Tricks und Tipps, um ein Fischgericht nicht nur lecker, sondern auch erstaunlich zu machen. Fünf-Sterne-Tipps und Rezepte in diesem Artikel.
„Wir haben noch nie so köstlich gegessen. Ich dachte, Forelle sei ein stark schmeckender, stacheliger Fisch, der nur im Ganzen serviert wird, und ich musste ihn auf meinem Teller putzen. Aber was wir hier hatten, hat alles verändert” - sagten Zsuzsi und Ricsi, die in einem Restaurant mit langer Geschichte am Seeufer waren. Ich ging dorthin und probierte es und viele andere Varianten aus, denn zu Hause wollte ich leckeren Fisch auf dem Grill zubereiten, der zum Fleisch passt.

Das perfekte Forellenrezept zum Grillen
Das Rohmaterial war frisch, fast unbehandelt, aber das bisschen Technik und Wärmebehandlung war einfach perfekt. Die Forelle wurde im Ganzen gegart, gegrillt und am Vortag in Öl und Knoblauch mariniert. Auf dem Grillrost wurden sie zunächst im Ganzen gegart und dann filetiert, so dass die Filets kalt in Zitronen-Olivenöl eingelegt wurden. Ihr leicht rauchiger Geschmack mit einem Hauch von Knoblauch war perfekt auf einem Toast mit einem Glas trockenem Wein und etwas kleinem Gemüse. Es gibt kaum eine gemütlichere, schmackhaftere und saftigere Art, einem Gast eine Forelle zu servieren.
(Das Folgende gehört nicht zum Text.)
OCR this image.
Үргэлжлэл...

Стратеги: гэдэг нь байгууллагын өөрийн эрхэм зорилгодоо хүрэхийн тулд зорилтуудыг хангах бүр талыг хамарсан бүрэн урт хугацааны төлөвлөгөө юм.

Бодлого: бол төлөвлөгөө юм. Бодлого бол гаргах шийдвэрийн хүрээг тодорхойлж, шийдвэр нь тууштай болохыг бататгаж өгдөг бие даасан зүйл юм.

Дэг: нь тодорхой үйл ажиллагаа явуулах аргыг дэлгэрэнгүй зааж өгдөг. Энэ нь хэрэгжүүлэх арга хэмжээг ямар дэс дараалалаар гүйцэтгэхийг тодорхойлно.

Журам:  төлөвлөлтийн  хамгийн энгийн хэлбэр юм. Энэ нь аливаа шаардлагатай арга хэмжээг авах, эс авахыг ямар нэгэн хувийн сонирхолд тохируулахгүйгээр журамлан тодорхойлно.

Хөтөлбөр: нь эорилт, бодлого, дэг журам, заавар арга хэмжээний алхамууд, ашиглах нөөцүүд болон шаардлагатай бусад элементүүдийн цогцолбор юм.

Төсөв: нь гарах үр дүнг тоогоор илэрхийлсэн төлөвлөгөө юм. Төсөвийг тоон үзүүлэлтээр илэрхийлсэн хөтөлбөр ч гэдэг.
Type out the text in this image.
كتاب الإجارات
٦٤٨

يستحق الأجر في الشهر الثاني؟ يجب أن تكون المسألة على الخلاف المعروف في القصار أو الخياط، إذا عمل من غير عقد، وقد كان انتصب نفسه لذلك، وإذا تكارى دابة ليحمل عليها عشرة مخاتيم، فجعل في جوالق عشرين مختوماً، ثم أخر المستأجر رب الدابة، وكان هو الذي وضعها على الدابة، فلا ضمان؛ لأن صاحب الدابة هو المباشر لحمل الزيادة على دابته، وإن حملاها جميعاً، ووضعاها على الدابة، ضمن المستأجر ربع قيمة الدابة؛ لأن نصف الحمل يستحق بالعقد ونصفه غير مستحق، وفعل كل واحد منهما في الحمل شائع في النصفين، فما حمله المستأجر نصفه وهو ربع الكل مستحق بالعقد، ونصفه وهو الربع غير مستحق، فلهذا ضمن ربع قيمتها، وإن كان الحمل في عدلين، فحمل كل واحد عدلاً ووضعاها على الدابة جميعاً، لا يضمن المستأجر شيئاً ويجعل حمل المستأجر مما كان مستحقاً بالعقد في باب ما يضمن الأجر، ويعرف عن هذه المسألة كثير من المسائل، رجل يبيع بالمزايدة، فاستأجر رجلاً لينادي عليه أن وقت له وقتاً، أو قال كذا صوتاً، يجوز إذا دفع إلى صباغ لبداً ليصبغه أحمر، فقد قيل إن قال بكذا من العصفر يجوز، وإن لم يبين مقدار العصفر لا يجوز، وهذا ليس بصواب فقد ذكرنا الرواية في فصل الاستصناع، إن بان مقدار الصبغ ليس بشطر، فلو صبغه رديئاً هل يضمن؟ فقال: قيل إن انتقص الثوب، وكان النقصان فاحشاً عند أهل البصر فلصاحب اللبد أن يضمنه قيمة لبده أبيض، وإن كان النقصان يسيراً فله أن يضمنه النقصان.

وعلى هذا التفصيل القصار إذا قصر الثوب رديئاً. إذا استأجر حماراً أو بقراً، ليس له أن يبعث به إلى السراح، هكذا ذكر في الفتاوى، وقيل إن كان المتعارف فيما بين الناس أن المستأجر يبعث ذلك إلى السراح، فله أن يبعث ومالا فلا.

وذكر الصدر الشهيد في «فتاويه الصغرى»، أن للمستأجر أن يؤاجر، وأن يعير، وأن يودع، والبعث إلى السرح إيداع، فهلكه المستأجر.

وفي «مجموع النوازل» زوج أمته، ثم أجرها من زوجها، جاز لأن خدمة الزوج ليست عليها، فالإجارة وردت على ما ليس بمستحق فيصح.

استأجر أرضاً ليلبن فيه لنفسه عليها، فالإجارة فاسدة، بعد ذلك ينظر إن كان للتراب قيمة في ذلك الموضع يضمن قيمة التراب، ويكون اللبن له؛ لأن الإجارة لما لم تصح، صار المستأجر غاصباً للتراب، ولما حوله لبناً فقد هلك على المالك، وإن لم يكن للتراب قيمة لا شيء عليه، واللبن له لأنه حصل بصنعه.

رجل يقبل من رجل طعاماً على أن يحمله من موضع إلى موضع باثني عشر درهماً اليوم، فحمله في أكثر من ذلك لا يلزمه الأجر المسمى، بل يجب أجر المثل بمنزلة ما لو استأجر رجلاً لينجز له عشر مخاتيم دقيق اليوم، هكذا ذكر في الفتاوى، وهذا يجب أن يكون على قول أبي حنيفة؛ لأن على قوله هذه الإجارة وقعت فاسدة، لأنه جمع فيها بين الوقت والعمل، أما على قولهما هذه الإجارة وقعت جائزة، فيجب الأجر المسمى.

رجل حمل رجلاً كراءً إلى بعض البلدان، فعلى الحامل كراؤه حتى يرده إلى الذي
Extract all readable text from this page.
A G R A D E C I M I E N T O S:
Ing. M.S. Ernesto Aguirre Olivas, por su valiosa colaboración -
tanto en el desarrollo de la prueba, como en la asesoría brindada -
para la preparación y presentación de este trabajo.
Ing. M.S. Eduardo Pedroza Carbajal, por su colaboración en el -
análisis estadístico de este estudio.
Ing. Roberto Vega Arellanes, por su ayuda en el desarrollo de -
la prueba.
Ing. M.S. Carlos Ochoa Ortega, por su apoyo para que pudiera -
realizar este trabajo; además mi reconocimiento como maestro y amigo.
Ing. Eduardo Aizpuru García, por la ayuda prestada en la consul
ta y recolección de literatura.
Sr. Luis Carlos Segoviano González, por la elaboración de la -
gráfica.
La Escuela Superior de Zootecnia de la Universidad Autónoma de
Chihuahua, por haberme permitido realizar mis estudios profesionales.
Welches ist die sicherste Art, Fisch zu grillen?
Lachs ist für Gäste einfach unvergesslich. Nicht zu stark im Geschmack, nicht zu stachelig, überhaupt nicht, wenn der Koch ihn gut filetiert hat, und dieser Fisch kann auf jede Weise variiert werden. Saucen, gebratenes Gemüse, Pürees, aber das Wichtigste auf dem Teller ist die Qualität des Lachsstücks. Man muss nicht nur ein schönes Lachsfilet kaufen, sondern es auch gut zubereiten. Eine sichere Methode dafür ist das Grillen von vorgebratenem Fisch. Sie müssen nicht darauf warten, der Grill ist heiß, also brauchen Sie nur den vakuumverpackten, bereits gesäuberten, aber zimmerwarmen Fisch für ein oder zwei Minuten auf den Grill zu werfen, um den rauchigen Geschmack und eine schöne Grillnote zu erhalten.

Technologien und Angebot
Sous vide - versiegelt, vorzugsweise in vakuumversiegelten, hitzebeständigen Plastikbeuteln, bei niedriger und konstanter Temperatur über einen langen Zeitraum gegart. Je nach Zutat kann das Garen zwischen einer Stunde und 72 Stunden dauern, um sicherzustellen, dass die Zutat perfekt saftig und zart ist. Es handelt sich um eine Art Sicherheitsverfahren, denn man kann es viel länger aufbewahren, dafür sorgen, dass das Innere perfekt gegart ist, und danach die Außenseite würzen, braten und grillen.
Räuchern - in diesem Fall können Sie den Grill benutzen, aber wenn Sie keine solche Möglichkeit haben, können Sie auch ’doppelte Alufolie’ benutzen, d.h. den Fisch einwickeln. Mit Gewürzen, Gemüse, trocken abgewischt, damit sich im Inneren Rauch bildet, nicht Wasser und Saft, wenn Sie das Paket auf den Rost werfen. So erhalten Sie einen krümeligen, fast cremigen und wiederum leicht rauchigen Geschmack, der dem Fisch einen sehr kulinarischen Effekt verleiht.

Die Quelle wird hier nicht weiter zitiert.